On Fri, Jan 30, 2009 at 1:00 PM, Cry <cry_regarder at yahoo.com> wrote:
> Chitlesh GOORAH <chitlesh.goorah <at> gmail.com> writes:
>
>> The subject of this email is "Fedora Project, give me 20 Million Euros
>> or Free Software" ! Unfortunately, I'm not kidding and even 20 Million
>> Euros is not enough.
>
> Fedora isn't a "if its free stick it in" repository.  It isn't the old sunsite.
>
> Fedora is for linux (and I guess windows now) software and data that software
> can use.  There isn't anything that can use OVM so why bundle it into fedora?

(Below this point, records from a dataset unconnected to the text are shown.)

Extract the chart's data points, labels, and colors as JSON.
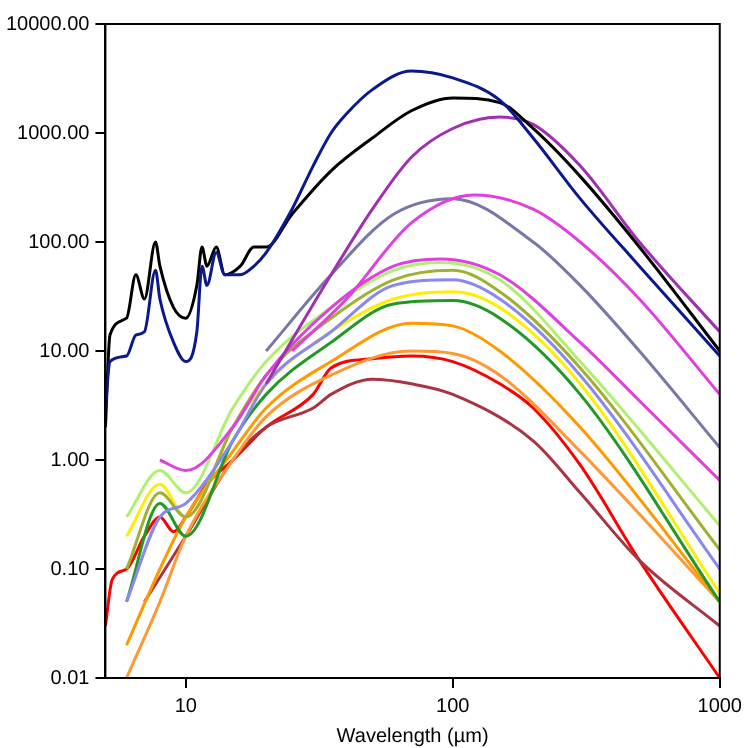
{
  "chart_data": {
    "type": "line",
    "xlabel": "Wavelength (µm)",
    "log": "xy",
    "xlim": [
      5,
      1000
    ],
    "ylim": [
      0.01,
      10000
    ],
    "xticks": [
      10,
      100,
      1000
    ],
    "yticks": [
      {
        "value": 0.01,
        "label": "0.01"
      },
      {
        "value": 0.1,
        "label": "0.10"
      },
      {
        "value": 1,
        "label": "1.00"
      },
      {
        "value": 10,
        "label": "10.00"
      },
      {
        "value": 100,
        "label": "100.00"
      },
      {
        "value": 1000,
        "label": "1000.00"
      },
      {
        "value": 10000,
        "label": "10000.00"
      }
    ],
    "grid": false,
    "legend": false,
    "marker": "none",
    "line_style": "solid",
    "series": [
      {
        "color": "#0a1a8c",
        "x": [
          5,
          5.2,
          6,
          6.5,
          7,
          7.7,
          8,
          9,
          10,
          11,
          11.5,
          12,
          13,
          14,
          16,
          18,
          20,
          25,
          30,
          35,
          40,
          50,
          70,
          100,
          150,
          200,
          300,
          500,
          1000
        ],
        "values": [
          3,
          8,
          9,
          14,
          15,
          55,
          30,
          12,
          8,
          15,
          60,
          40,
          80,
          50,
          50,
          60,
          80,
          200,
          500,
          1000,
          1500,
          2500,
          3700,
          3200,
          2000,
          900,
          250,
          60,
          9
        ]
      },
      {
        "color": "#000000",
        "x": [
          5,
          5.2,
          6,
          6.5,
          7,
          7.7,
          8,
          9,
          10,
          11,
          11.5,
          12,
          13,
          14,
          16,
          18,
          20,
          25,
          35,
          50,
          70,
          100,
          150,
          200,
          300,
          500,
          1000
        ],
        "values": [
          2,
          14,
          20,
          50,
          30,
          100,
          60,
          25,
          20,
          40,
          90,
          60,
          90,
          50,
          60,
          90,
          90,
          180,
          450,
          900,
          1600,
          2100,
          1900,
          1100,
          400,
          90,
          10
        ]
      },
      {
        "color": "#a030b0",
        "x": [
          20,
          35,
          50,
          70,
          100,
          150,
          200,
          300,
          500,
          1000
        ],
        "values": [
          5,
          50,
          200,
          600,
          1100,
          1400,
          1200,
          500,
          100,
          15
        ]
      },
      {
        "color": "#e040e0",
        "x": [
          25,
          40,
          70,
          120,
          200,
          300,
          500,
          1000
        ],
        "values": [
          10,
          30,
          150,
          270,
          200,
          100,
          30,
          4
        ]
      },
      {
        "color": "#7878a8",
        "x": [
          20,
          35,
          60,
          100,
          200,
          300,
          500,
          1000
        ],
        "values": [
          10,
          50,
          180,
          250,
          100,
          40,
          10,
          1.3
        ]
      },
      {
        "color": "#e040e0",
        "x": [
          8,
          10,
          15,
          20,
          35,
          60,
          90,
          150,
          300,
          500,
          1000
        ],
        "values": [
          1,
          0.8,
          2,
          6,
          25,
          60,
          70,
          50,
          12,
          3.5,
          0.65
        ]
      },
      {
        "color": "#b0f070",
        "x": [
          6,
          8,
          10,
          15,
          20,
          35,
          60,
          90,
          150,
          300,
          1000
        ],
        "values": [
          0.3,
          0.8,
          0.5,
          3,
          8,
          25,
          55,
          65,
          45,
          8,
          0.25
        ]
      },
      {
        "color": "#8888ee",
        "x": [
          6,
          8,
          10,
          15,
          20,
          35,
          60,
          100,
          150,
          300,
          1000
        ],
        "values": [
          0.05,
          0.3,
          0.4,
          1.5,
          5,
          15,
          40,
          45,
          30,
          6,
          0.1
        ]
      },
      {
        "color": "#a0b030",
        "x": [
          6,
          8,
          10,
          15,
          20,
          35,
          60,
          100,
          150,
          300,
          1000
        ],
        "values": [
          0.1,
          0.5,
          0.3,
          2,
          6,
          20,
          45,
          55,
          35,
          7,
          0.15
        ]
      },
      {
        "color": "#ffee00",
        "x": [
          6,
          8,
          10,
          15,
          20,
          35,
          60,
          100,
          150,
          300,
          1000
        ],
        "values": [
          0.2,
          0.6,
          0.3,
          2,
          5,
          15,
          30,
          35,
          25,
          5,
          0.06
        ]
      },
      {
        "color": "#229922",
        "x": [
          6,
          8,
          10,
          15,
          20,
          35,
          60,
          100,
          150,
          300,
          1000
        ],
        "values": [
          0.05,
          0.4,
          0.2,
          1.5,
          4,
          12,
          27,
          29,
          20,
          4,
          0.05
        ]
      },
      {
        "color": "#ff9900",
        "x": [
          6,
          8,
          10,
          15,
          20,
          35,
          70,
          100,
          150,
          300,
          1000
        ],
        "values": [
          0.02,
          0.1,
          0.3,
          1.2,
          3,
          8,
          18,
          17,
          10,
          2,
          0.05
        ]
      },
      {
        "color": "#ff9933",
        "x": [
          6,
          8,
          10,
          15,
          20,
          35,
          70,
          100,
          150,
          300,
          1000
        ],
        "values": [
          0.01,
          0.05,
          0.2,
          1,
          2.5,
          6,
          10,
          9.5,
          6,
          1.2,
          0.05
        ]
      },
      {
        "color": "#aa3344",
        "x": [
          7,
          10,
          15,
          20,
          30,
          35,
          50,
          70,
          100,
          200,
          300,
          500,
          1000
        ],
        "values": [
          0.05,
          0.2,
          1,
          2,
          3,
          4,
          5.5,
          5,
          4,
          1.5,
          0.5,
          0.12,
          0.03
        ]
      },
      {
        "color": "#ff0000",
        "x": [
          5,
          5.3,
          6,
          7,
          8,
          9,
          10,
          12,
          15,
          20,
          30,
          35,
          50,
          70,
          100,
          150,
          200,
          300,
          500,
          1000
        ],
        "values": [
          0.03,
          0.08,
          0.1,
          0.2,
          0.3,
          0.22,
          0.3,
          0.6,
          1,
          2,
          4,
          7,
          8.5,
          9,
          8,
          5,
          3,
          0.9,
          0.12,
          0.01
        ]
      }
    ]
  }
}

It's somewhat more subtle than that I think as OVM breaks some
established concepts about what is code and what is content. OVM is a
library. the OVM stuff sure looks like code to me. The readme even
talks about compiling it. It's code of some sort.  The problem is we
don't have a compiler or interpreter that can process the
instructions.  In the context of Fedora its code that can't be used.

Related questions which I think go to the heart of the matter are these.
Would we allow any c# code into Fedora if the open mono interpreter
wasn't available as part of Fedora?  I don't think we would.

Did we allow any java code into Fedora before there was an open java
interpreter?  I'm pretty sure we didn't...and if some slipped in it
was not intentional.

Before gdl was in Fedora would you let me ship the piles and piles of
open source scientific oriented IDL scripts that I have just sitting
around collecting dust if there was no intepreter for it in Fedora?
I'm pretty sure that would have not been allowed either.

OVM isn't new ground, its just different ground.